Formally, C++ initializes such variables in three phases: 1. Zero initialization 2. Static initialization 3. Dynamic initialization The language also distinguishes between variables which require dynamic initialization, and those which require static initialization: all static objects (objects with static lifetime) are first zero initialized, then objects with static initialization are initialized, and then dynamic initialization occurs.

As a simple first approximation, dynamic initialization means that some code must be executed; typically, static initialization doesn't. Thus:

extern int f();

int g1 = 42;    //  static initialization
int g2 = f();   //  dynamic initialization

Another approximization would be that static initialization is what C supports (for variables with static lifetime), dynamic everything else.

How the compiler does this depends, of course, on the initialization, but on disk based systems, where the executable is loaded into memory from disk, the values for static initialization are part of the image on disk, and loaded directly by the system from the disk. On a classical Unix system, global variables would be divided into three "segments":

text:
The code, loaded into a write protected area. Static variables with `const` types would also be placed here.
data:
Static variables with static initializers.
bss:
Static variables with no-initializer (C and C++) or with dynamic initialization (C++). The executable contains no image for this segment, and the system simply sets it all to `0` before starting your code.

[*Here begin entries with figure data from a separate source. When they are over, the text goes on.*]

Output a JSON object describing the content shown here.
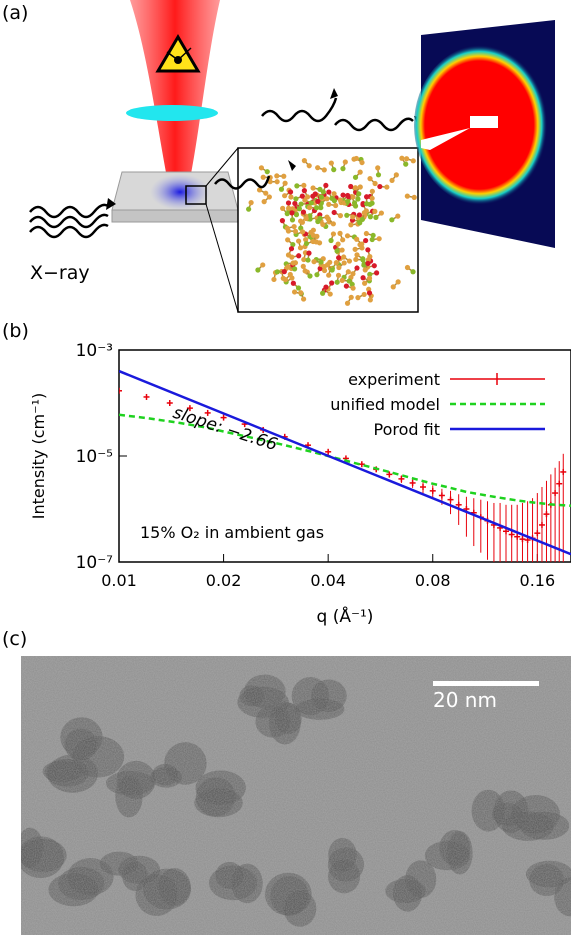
{
  "panels": {
    "a": {
      "label": "(a)",
      "xray_label": "X−ray"
    },
    "b": {
      "label": "(b)"
    },
    "c": {
      "label": "(c)",
      "scale_bar_label": "20 nm"
    }
  },
  "chart_data": {
    "type": "line",
    "xlabel": "q (Å⁻¹)",
    "ylabel": "Intensity (cm⁻¹)",
    "x_scale": "log",
    "y_scale": "log",
    "xlim": [
      0.01,
      0.2
    ],
    "ylim": [
      1e-07,
      0.001
    ],
    "x_ticks": [
      0.01,
      0.02,
      0.04,
      0.08,
      0.16
    ],
    "x_tick_labels": [
      "0.01",
      "0.02",
      "0.04",
      "0.08",
      "0.16"
    ],
    "y_ticks": [
      1e-07,
      1e-05,
      0.001
    ],
    "y_tick_labels": [
      "10⁻⁷",
      "10⁻⁵",
      "10⁻³"
    ],
    "legend_position": "top-right",
    "annotations": [
      {
        "text": "slope: −2.66"
      },
      {
        "text": "15% O₂ in ambient gas"
      }
    ],
    "series": [
      {
        "name": "experiment",
        "style": "red points with error bars",
        "color": "#e8000b",
        "x": [
          0.01,
          0.012,
          0.014,
          0.016,
          0.018,
          0.02,
          0.023,
          0.026,
          0.03,
          0.035,
          0.04,
          0.045,
          0.05,
          0.055,
          0.06,
          0.065,
          0.07,
          0.075,
          0.08,
          0.085,
          0.09,
          0.095,
          0.1,
          0.105,
          0.11,
          0.115,
          0.12,
          0.125,
          0.13,
          0.135,
          0.14,
          0.145,
          0.15,
          0.155,
          0.16,
          0.165,
          0.17,
          0.175,
          0.18,
          0.185,
          0.19
        ],
        "y": [
          0.00017,
          0.00013,
          0.0001,
          8e-05,
          6.5e-05,
          5.3e-05,
          4e-05,
          3.1e-05,
          2.3e-05,
          1.6e-05,
          1.2e-05,
          9e-06,
          7e-06,
          5.6e-06,
          4.5e-06,
          3.7e-06,
          3.1e-06,
          2.6e-06,
          2.2e-06,
          1.8e-06,
          1.5e-06,
          1.2e-06,
          1e-06,
          8.5e-07,
          7e-07,
          6e-07,
          5e-07,
          4.4e-07,
          3.8e-07,
          3.3e-07,
          3e-07,
          2.7e-07,
          2.6e-07,
          2.8e-07,
          3.5e-07,
          5e-07,
          8e-07,
          1.2e-06,
          2e-06,
          3e-06,
          5e-06
        ],
        "err_low": [
          0.00016,
          0.000122,
          9.4e-05,
          7.5e-05,
          6.1e-05,
          5e-05,
          3.75e-05,
          2.9e-05,
          2.15e-05,
          1.48e-05,
          1.1e-05,
          8.2e-06,
          6.3e-06,
          5e-06,
          3.9e-06,
          3.1e-06,
          2.5e-06,
          2e-06,
          1.6e-06,
          1.2e-06,
          8e-07,
          5e-07,
          3e-07,
          2e-07,
          1.5e-07,
          1.1e-07,
          1e-07,
          1e-07,
          1e-07,
          1e-07,
          1e-07,
          1e-07,
          1e-07,
          1e-07,
          1e-07,
          1e-07,
          1e-07,
          1e-07,
          1e-07,
          1e-07,
          1e-07
        ],
        "err_high": [
          0.00018,
          0.000138,
          0.000106,
          8.5e-05,
          6.9e-05,
          5.6e-05,
          4.25e-05,
          3.3e-05,
          2.45e-05,
          1.72e-05,
          1.3e-05,
          9.8e-06,
          7.7e-06,
          6.2e-06,
          5.1e-06,
          4.3e-06,
          3.7e-06,
          3.2e-06,
          2.8e-06,
          2.4e-06,
          2.2e-06,
          1.9e-06,
          1.7e-06,
          1.6e-06,
          1.5e-06,
          1.4e-06,
          1.3e-06,
          1.3e-06,
          1.2e-06,
          1.2e-06,
          1.2e-06,
          1.3e-06,
          1.4e-06,
          1.6e-06,
          2e-06,
          2.6e-06,
          3.4e-06,
          4.5e-06,
          6e-06,
          8e-06,
          1.1e-05
        ]
      },
      {
        "name": "unified model",
        "style": "green dashed line",
        "color": "#1fd21f",
        "x": [
          0.01,
          0.012,
          0.015,
          0.018,
          0.02,
          0.025,
          0.03,
          0.035,
          0.04,
          0.05,
          0.06,
          0.07,
          0.08,
          0.09,
          0.1,
          0.12,
          0.14,
          0.16,
          0.18,
          0.2
        ],
        "y": [
          6e-05,
          5.2e-05,
          4.2e-05,
          3.4e-05,
          2.9e-05,
          2.1e-05,
          1.6e-05,
          1.25e-05,
          1e-05,
          6.8e-06,
          5e-06,
          3.8e-06,
          3e-06,
          2.5e-06,
          2.1e-06,
          1.7e-06,
          1.45e-06,
          1.3e-06,
          1.2e-06,
          1.15e-06
        ]
      },
      {
        "name": "Porod fit",
        "style": "blue solid line",
        "color": "#1a1adc",
        "x": [
          0.01,
          0.2
        ],
        "y": [
          0.0004,
          1.4e-07
        ]
      }
    ]
  }
}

I suspect that a lot of modern systems still use something similar.

EDIT:

One additional remark: the above refers to C++03. For existing programs, C++11 probably doesn't change anything, but it does add constexpr (which means that some user defined functions can still be static initialization) and thread local variables, which opens up a whole new can of worms.



回答2:

Preface: The word "static" has a vast number of different meanings in C++. Don't get confused.

All your objects have static storage duration. That is because they are neither automatic nor dynamic. (Nor thread-local, though thread-local is a bit like static.)

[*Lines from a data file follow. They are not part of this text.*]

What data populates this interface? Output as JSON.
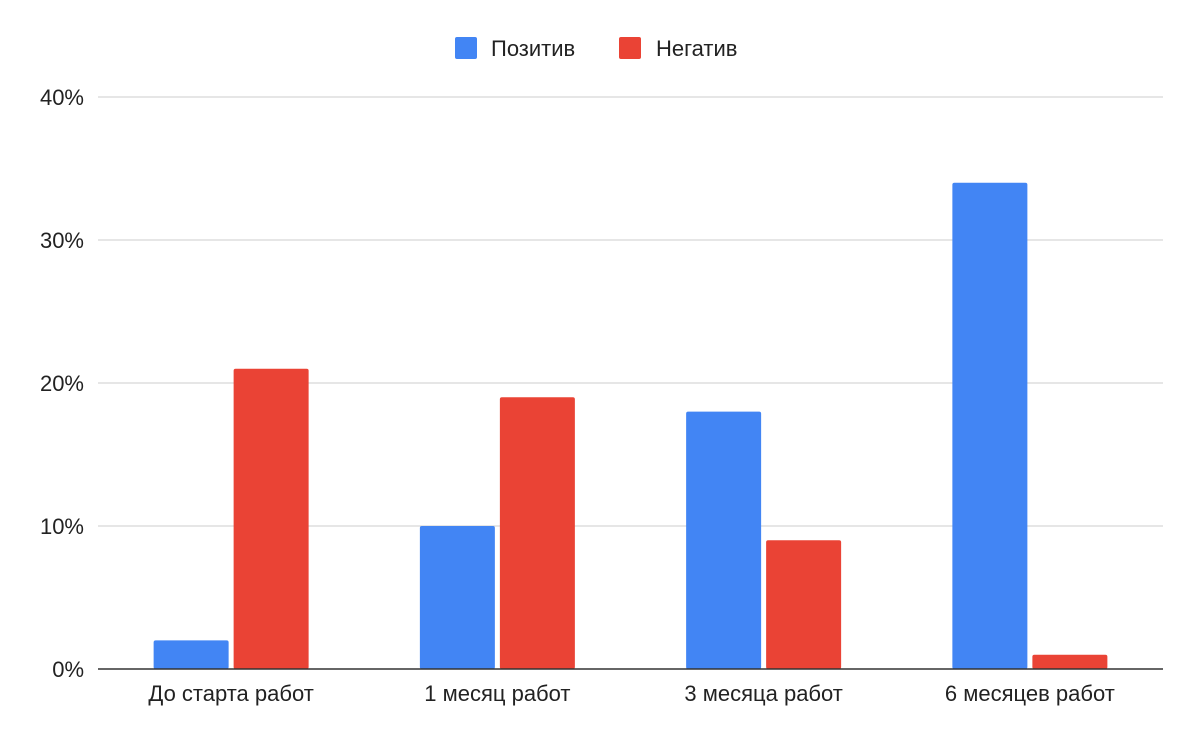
{
  "chart_data": {
    "type": "bar",
    "categories": [
      "До старта работ",
      "1 месяц работ",
      "3 месяца работ",
      "6 месяцев работ"
    ],
    "series": [
      {
        "name": "Позитив",
        "color": "#4285f4",
        "values": [
          2,
          10,
          18,
          34
        ]
      },
      {
        "name": "Негатив",
        "color": "#ea4335",
        "values": [
          21,
          19,
          9,
          1
        ]
      }
    ],
    "y_ticks": [
      "0%",
      "10%",
      "20%",
      "30%",
      "40%"
    ],
    "ylim": [
      0,
      40
    ],
    "y_unit": "%",
    "grid": true,
    "legend_position": "top-center",
    "title": "",
    "xlabel": "",
    "ylabel": ""
  }
}
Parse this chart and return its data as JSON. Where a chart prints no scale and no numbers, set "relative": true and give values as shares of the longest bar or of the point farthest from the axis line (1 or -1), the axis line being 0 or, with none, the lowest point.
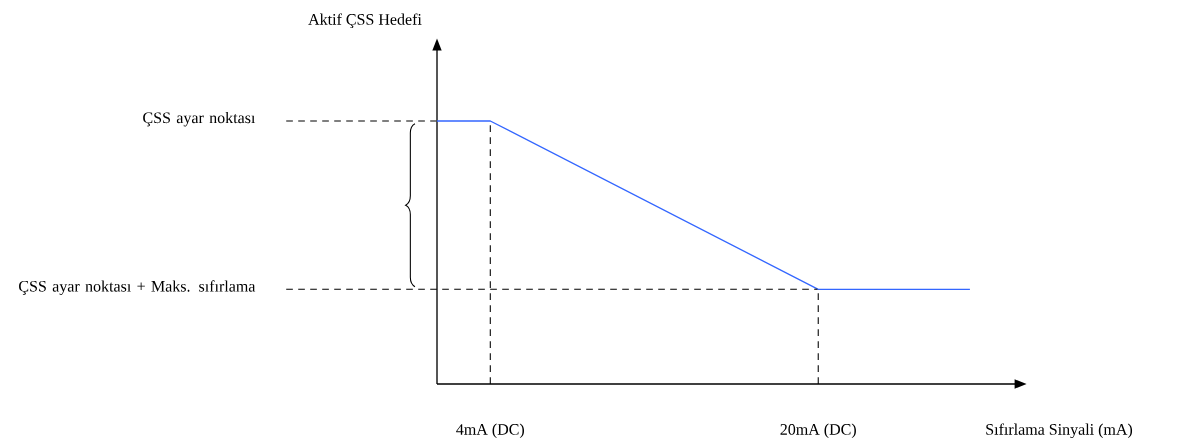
{
  "chart_data": {
    "type": "line",
    "relative": true,
    "xlabel": "Sıfırlama Sinyali (mA)",
    "annotations": [
      "Aktif ÇSS Hedefi",
      "ÇSS ayar noktası",
      "ÇSS ayar noktası + Maks. sıfırlama"
    ],
    "xlim": [
      1.4,
      29.6
    ],
    "xticks": [
      {
        "value": 4,
        "label": "4mA (DC)"
      },
      {
        "value": 20,
        "label": "20mA (DC)"
      }
    ],
    "x": [
      1.4,
      4,
      20,
      27.4
    ],
    "series": [
      {
        "color": "#3366ff",
        "values": [
          1,
          1,
          0.36,
          0.36
        ]
      }
    ],
    "ref_lines": [
      {
        "axis": "x",
        "value": 4,
        "line_style": "dashed"
      },
      {
        "axis": "x",
        "value": 20,
        "line_style": "dashed"
      }
    ],
    "marker": "none"
  }
}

In C++, Static objects are initialized in two phases: static initialization, and dynamic initialization.

  • Dynamic initialization requires actual code to execute, so this happens for objects that start with a constructor call, or where the initializer is an expression that can only be evaluated at runtime.

  • Static initialization is when the initializer is known statically and no constructor needs to run. (Static initialization is either zero-initialization or constant-initialization.) This is the case for your int variables with constant initializer, and you are guaranteed that those are indeed initialized in the static phase.

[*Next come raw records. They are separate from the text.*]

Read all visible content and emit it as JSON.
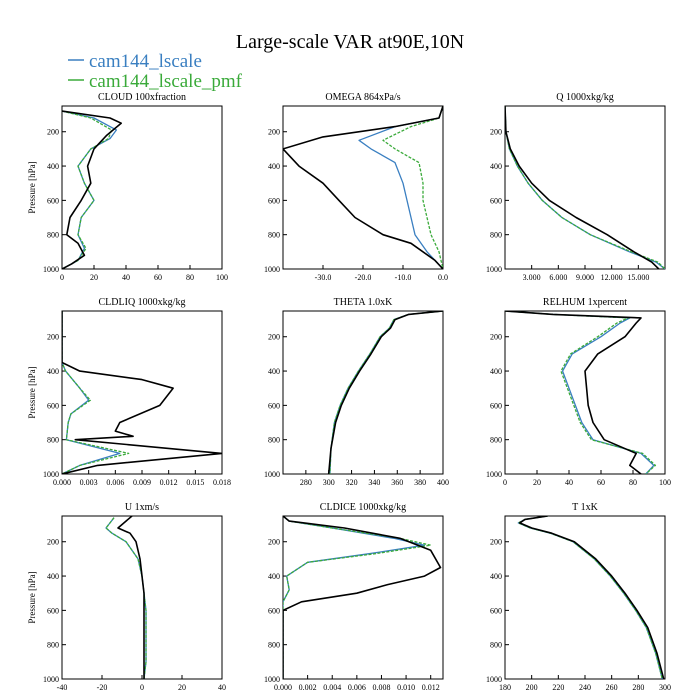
{
  "figure": {
    "title": "Large-scale VAR at90E,10N",
    "legend": [
      {
        "name": "cam144_lscale",
        "color": "#3a7fc1"
      },
      {
        "name": "cam144_lscale_pmf",
        "color": "#3aaa3a"
      }
    ],
    "observation_color": "#000000"
  },
  "chart_data": [
    {
      "type": "line",
      "title": "CLOUD 100xfraction",
      "ylabel": "Pressure [hPa]",
      "xlim": [
        0,
        100
      ],
      "ylim": [
        1000,
        50
      ],
      "xticks": [
        "0",
        "20",
        "40",
        "60",
        "80",
        "100"
      ],
      "yticks": [
        "200",
        "400",
        "600",
        "800",
        "1000"
      ],
      "series": [
        {
          "name": "",
          "color": "#000000",
          "x": [
            0,
            30,
            37,
            28,
            20,
            16,
            18,
            12,
            5,
            3,
            10,
            14,
            6,
            0
          ],
          "y": [
            80,
            120,
            150,
            220,
            300,
            400,
            500,
            600,
            700,
            800,
            850,
            920,
            970,
            1000
          ]
        },
        {
          "name": "cam144_lscale",
          "color": "#3a7fc1",
          "x": [
            0,
            20,
            34,
            30,
            18,
            10,
            14,
            20,
            12,
            10,
            14,
            10,
            0
          ],
          "y": [
            80,
            120,
            190,
            240,
            300,
            400,
            500,
            600,
            700,
            800,
            880,
            950,
            1000
          ]
        },
        {
          "name": "cam144_lscale_pmf",
          "color": "#3aaa3a",
          "x": [
            0,
            18,
            31,
            29,
            18,
            10,
            14,
            20,
            12,
            10,
            15,
            10,
            0
          ],
          "y": [
            80,
            120,
            190,
            240,
            300,
            400,
            500,
            600,
            700,
            800,
            880,
            950,
            1000
          ]
        }
      ]
    },
    {
      "type": "line",
      "title": "OMEGA  864xPa/s",
      "ylabel": "",
      "xlim": [
        -40,
        0
      ],
      "ylim": [
        1000,
        50
      ],
      "xticks": [
        "-30.0",
        "-20.0",
        "-10.0",
        "0.0"
      ],
      "yticks": [
        "200",
        "400",
        "600",
        "800",
        "1000"
      ],
      "series": [
        {
          "name": "",
          "color": "#000000",
          "x": [
            0,
            -1,
            -12,
            -30,
            -40,
            -36,
            -30,
            -26,
            -22,
            -15,
            -8,
            -2,
            0
          ],
          "y": [
            50,
            120,
            170,
            230,
            300,
            400,
            500,
            600,
            700,
            800,
            850,
            950,
            1000
          ]
        },
        {
          "name": "cam144_lscale",
          "color": "#3a7fc1",
          "x": [
            0,
            -1,
            -12,
            -21,
            -18,
            -12,
            -10,
            -9,
            -8,
            -7,
            -4,
            0
          ],
          "y": [
            50,
            120,
            170,
            250,
            300,
            380,
            500,
            600,
            700,
            800,
            900,
            1000
          ]
        },
        {
          "name": "cam144_lscale_pmf",
          "color": "#3aaa3a",
          "x": [
            0,
            -1,
            -8,
            -15,
            -12,
            -6,
            -5,
            -5,
            -4,
            -3,
            -1,
            0
          ],
          "y": [
            50,
            120,
            170,
            250,
            300,
            380,
            500,
            600,
            700,
            800,
            900,
            1000
          ]
        }
      ]
    },
    {
      "type": "line",
      "title": "Q  1000xkg/kg",
      "ylabel": "",
      "xlim": [
        0,
        18
      ],
      "ylim": [
        1000,
        50
      ],
      "xticks": [
        "3.000",
        "6.000",
        "9.000",
        "12.000",
        "15.000"
      ],
      "yticks": [
        "200",
        "400",
        "600",
        "800",
        "1000"
      ],
      "series": [
        {
          "name": "",
          "color": "#000000",
          "x": [
            0,
            0.1,
            0.6,
            1.6,
            3.0,
            5.0,
            8.0,
            11.5,
            14.5,
            16.5,
            17.3
          ],
          "y": [
            50,
            200,
            300,
            400,
            500,
            600,
            700,
            800,
            900,
            960,
            1000
          ]
        },
        {
          "name": "cam144_lscale",
          "color": "#3a7fc1",
          "x": [
            0,
            0.1,
            0.5,
            1.4,
            2.6,
            4.2,
            6.4,
            9.6,
            14.0,
            17.0,
            18.0
          ],
          "y": [
            50,
            200,
            300,
            400,
            500,
            600,
            700,
            800,
            900,
            960,
            1000
          ]
        },
        {
          "name": "cam144_lscale_pmf",
          "color": "#3aaa3a",
          "x": [
            0,
            0.1,
            0.5,
            1.4,
            2.6,
            4.2,
            6.4,
            9.6,
            14.2,
            17.2,
            18.0
          ],
          "y": [
            50,
            200,
            300,
            400,
            500,
            600,
            700,
            800,
            900,
            960,
            1000
          ]
        }
      ]
    },
    {
      "type": "line",
      "title": "CLDLIQ  1000xkg/kg",
      "ylabel": "Pressure [hPa]",
      "xlim": [
        0,
        0.018
      ],
      "ylim": [
        1000,
        50
      ],
      "xticks": [
        "0.000",
        "0.003",
        "0.006",
        "0.009",
        "0.012",
        "0.015",
        "0.018"
      ],
      "yticks": [
        "200",
        "400",
        "600",
        "800",
        "1000"
      ],
      "series": [
        {
          "name": "",
          "color": "#000000",
          "x": [
            0,
            0,
            0.002,
            0.009,
            0.0125,
            0.011,
            0.0065,
            0.006,
            0.008,
            0.0015,
            0.018,
            0.004,
            0
          ],
          "y": [
            50,
            350,
            400,
            450,
            500,
            600,
            700,
            750,
            780,
            800,
            880,
            950,
            1000
          ]
        },
        {
          "name": "cam144_lscale",
          "color": "#3a7fc1",
          "x": [
            0,
            0,
            0.0004,
            0.002,
            0.003,
            0.001,
            0.0007,
            0.0005,
            0.0065,
            0.002,
            0
          ],
          "y": [
            50,
            350,
            400,
            500,
            570,
            650,
            700,
            800,
            880,
            950,
            1000
          ]
        },
        {
          "name": "cam144_lscale_pmf",
          "color": "#3aaa3a",
          "x": [
            0,
            0,
            0.0004,
            0.002,
            0.0032,
            0.001,
            0.0007,
            0.0005,
            0.0075,
            0.002,
            0
          ],
          "y": [
            50,
            350,
            400,
            500,
            570,
            650,
            700,
            800,
            880,
            950,
            1000
          ]
        }
      ]
    },
    {
      "type": "line",
      "title": "THETA  1.0xK",
      "ylabel": "",
      "xlim": [
        260,
        400
      ],
      "ylim": [
        1000,
        50
      ],
      "xticks": [
        "280",
        "300",
        "320",
        "340",
        "360",
        "380",
        "400"
      ],
      "yticks": [
        "200",
        "400",
        "600",
        "800",
        "1000"
      ],
      "series": [
        {
          "name": "",
          "color": "#000000",
          "x": [
            400,
            370,
            358,
            354,
            346,
            337,
            327,
            318,
            311,
            306,
            302,
            300
          ],
          "y": [
            50,
            70,
            100,
            150,
            200,
            300,
            400,
            500,
            600,
            700,
            850,
            1000
          ]
        },
        {
          "name": "cam144_lscale",
          "color": "#3a7fc1",
          "x": [
            400,
            370,
            357,
            353,
            345,
            336,
            326,
            317,
            310,
            305,
            302,
            301
          ],
          "y": [
            50,
            70,
            100,
            150,
            200,
            300,
            400,
            500,
            600,
            700,
            850,
            1000
          ]
        },
        {
          "name": "cam144_lscale_pmf",
          "color": "#3aaa3a",
          "x": [
            400,
            370,
            357,
            353,
            345,
            336,
            326,
            317,
            310,
            305,
            302,
            301
          ],
          "y": [
            50,
            70,
            100,
            150,
            200,
            300,
            400,
            500,
            600,
            700,
            850,
            1000
          ]
        }
      ]
    },
    {
      "type": "line",
      "title": "RELHUM  1xpercent",
      "ylabel": "",
      "xlim": [
        0,
        100
      ],
      "ylim": [
        1000,
        50
      ],
      "xticks": [
        "0",
        "20",
        "40",
        "60",
        "80",
        "100"
      ],
      "yticks": [
        "200",
        "400",
        "600",
        "800",
        "1000"
      ],
      "series": [
        {
          "name": "",
          "color": "#000000",
          "x": [
            0,
            30,
            85,
            82,
            75,
            58,
            50,
            51,
            52,
            55,
            62,
            82,
            78,
            85
          ],
          "y": [
            50,
            70,
            90,
            120,
            200,
            300,
            400,
            500,
            600,
            700,
            800,
            880,
            950,
            1000
          ]
        },
        {
          "name": "cam144_lscale",
          "color": "#3a7fc1",
          "x": [
            0,
            30,
            78,
            72,
            60,
            42,
            36,
            40,
            44,
            48,
            55,
            85,
            93,
            88
          ],
          "y": [
            50,
            70,
            90,
            120,
            200,
            300,
            400,
            500,
            600,
            700,
            800,
            880,
            950,
            1000
          ]
        },
        {
          "name": "cam144_lscale_pmf",
          "color": "#3aaa3a",
          "x": [
            0,
            30,
            77,
            70,
            58,
            41,
            35,
            39,
            43,
            47,
            54,
            86,
            94,
            88
          ],
          "y": [
            50,
            70,
            90,
            120,
            200,
            300,
            400,
            500,
            600,
            700,
            800,
            880,
            950,
            1000
          ]
        }
      ]
    },
    {
      "type": "line",
      "title": "U  1xm/s",
      "ylabel": "Pressure [hPa]",
      "xlim": [
        -40,
        40
      ],
      "ylim": [
        1000,
        50
      ],
      "xticks": [
        "-40",
        "-20",
        "0",
        "20",
        "40"
      ],
      "yticks": [
        "200",
        "400",
        "600",
        "800",
        "1000"
      ],
      "series": [
        {
          "name": "",
          "color": "#000000",
          "x": [
            -5,
            -8,
            -12,
            -6,
            -3,
            -1,
            0,
            1,
            1,
            1,
            1,
            1,
            1
          ],
          "y": [
            50,
            80,
            120,
            150,
            200,
            300,
            400,
            500,
            600,
            700,
            800,
            900,
            1000
          ]
        },
        {
          "name": "cam144_lscale",
          "color": "#3a7fc1",
          "x": [
            -14,
            -16,
            -18,
            -15,
            -8,
            -2,
            0,
            1,
            2,
            2,
            2,
            2,
            1
          ],
          "y": [
            60,
            90,
            120,
            150,
            200,
            300,
            400,
            500,
            600,
            700,
            800,
            900,
            1000
          ]
        },
        {
          "name": "cam144_lscale_pmf",
          "color": "#3aaa3a",
          "x": [
            -14,
            -16,
            -18,
            -15,
            -8,
            -2,
            0,
            1,
            2,
            2,
            2,
            2,
            1
          ],
          "y": [
            60,
            90,
            120,
            150,
            200,
            300,
            400,
            500,
            600,
            700,
            800,
            900,
            1000
          ]
        }
      ]
    },
    {
      "type": "line",
      "title": "CLDICE  1000xkg/kg",
      "ylabel": "",
      "xlim": [
        0,
        0.013
      ],
      "ylim": [
        1000,
        50
      ],
      "xticks": [
        "0.000",
        "0.002",
        "0.004",
        "0.006",
        "0.008",
        "0.010",
        "0.012"
      ],
      "yticks": [
        "200",
        "400",
        "600",
        "800",
        "1000"
      ],
      "series": [
        {
          "name": "",
          "color": "#000000",
          "x": [
            0,
            0.0005,
            0.005,
            0.0095,
            0.012,
            0.0128,
            0.0115,
            0.0085,
            0.006,
            0.0015,
            0,
            0
          ],
          "y": [
            50,
            80,
            120,
            180,
            250,
            350,
            400,
            450,
            500,
            550,
            600,
            1000
          ]
        },
        {
          "name": "cam144_lscale",
          "color": "#3a7fc1",
          "x": [
            0,
            0.0005,
            0.004,
            0.009,
            0.0115,
            0.007,
            0.002,
            0.0003,
            0.0005,
            0,
            0
          ],
          "y": [
            50,
            80,
            120,
            180,
            220,
            270,
            320,
            400,
            480,
            550,
            1000
          ]
        },
        {
          "name": "cam144_lscale_pmf",
          "color": "#3aaa3a",
          "x": [
            0,
            0.0005,
            0.004,
            0.0095,
            0.012,
            0.0075,
            0.002,
            0.0003,
            0.0005,
            0,
            0
          ],
          "y": [
            50,
            80,
            120,
            180,
            220,
            270,
            320,
            400,
            480,
            550,
            1000
          ]
        }
      ]
    },
    {
      "type": "line",
      "title": "T  1xK",
      "ylabel": "",
      "xlim": [
        180,
        300
      ],
      "ylim": [
        1000,
        50
      ],
      "xticks": [
        "180",
        "200",
        "220",
        "240",
        "260",
        "280",
        "300"
      ],
      "yticks": [
        "200",
        "400",
        "600",
        "800",
        "1000"
      ],
      "series": [
        {
          "name": "",
          "color": "#000000",
          "x": [
            212,
            195,
            191,
            200,
            215,
            232,
            248,
            260,
            270,
            279,
            287,
            294,
            299
          ],
          "y": [
            50,
            70,
            90,
            120,
            150,
            200,
            300,
            400,
            500,
            600,
            700,
            850,
            1000
          ]
        },
        {
          "name": "cam144_lscale",
          "color": "#3a7fc1",
          "x": [
            212,
            195,
            190,
            199,
            214,
            231,
            247,
            259,
            269,
            278,
            286,
            293,
            298
          ],
          "y": [
            50,
            70,
            90,
            120,
            150,
            200,
            300,
            400,
            500,
            600,
            700,
            850,
            1000
          ]
        },
        {
          "name": "cam144_lscale_pmf",
          "color": "#3aaa3a",
          "x": [
            212,
            195,
            190,
            199,
            214,
            231,
            247,
            259,
            269,
            278,
            286,
            293,
            298
          ],
          "y": [
            50,
            70,
            90,
            120,
            150,
            200,
            300,
            400,
            500,
            600,
            700,
            850,
            1000
          ]
        }
      ]
    }
  ]
}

  • (Static-storage variables with dynamic initialization are also zero-initialzed statically before anything else happens.)

The crucial point is that the static initialization phase doens't "run" at all. The data is there right from the start. That means that there is no "ordering" or any other such dynamic property that concerns static initialization. The initial values are hard-coded into your program binary, if you will.



回答3:

When are these four variables initialized?

As you say, this happens before program startup, i.e. before main begins. C does not specify it further; in C++, these happen during the static initialisation phase before objects with more complicated constructors or initialisers.

Where values for initialization like 5 and 4 are stored during compilation?

Typically, the non-zero values are stored in a data segment in the program file, while the zero values are in a bss segment which just reserves enough memory for the variables. When the program starts, the data segment is loaded into memory and the bss segment is set to zero. (Of course, the language standard doesn't specify this, so a compiler could do something else, like generate code to initialise each variables before running main).



回答4:

Paraphrased from the standard:

All variables which do not have dynamic storage duration, do not have thread local storage duration, and are not local, have static storage duration. In other words, all globals have static storage duration.

Static objects with dynamic initialization are not necessarily created before the first statement in the main function. It is implementation defined as to whether these objects are created before the first statement in main, or before the first use of any function or variable defined in the same translation unit as the static variable to be initialized.

So, in your code, global_int1 and static_int1 are definitely initialized before the first statement in main because they are statically initialized. However, global_int2 and static_int2 are dynamically initialized, so their initialization is implementation defined according to the rule I mentioned above.

As for your second point, I'm not sure I understand what you mean. Could you clarify?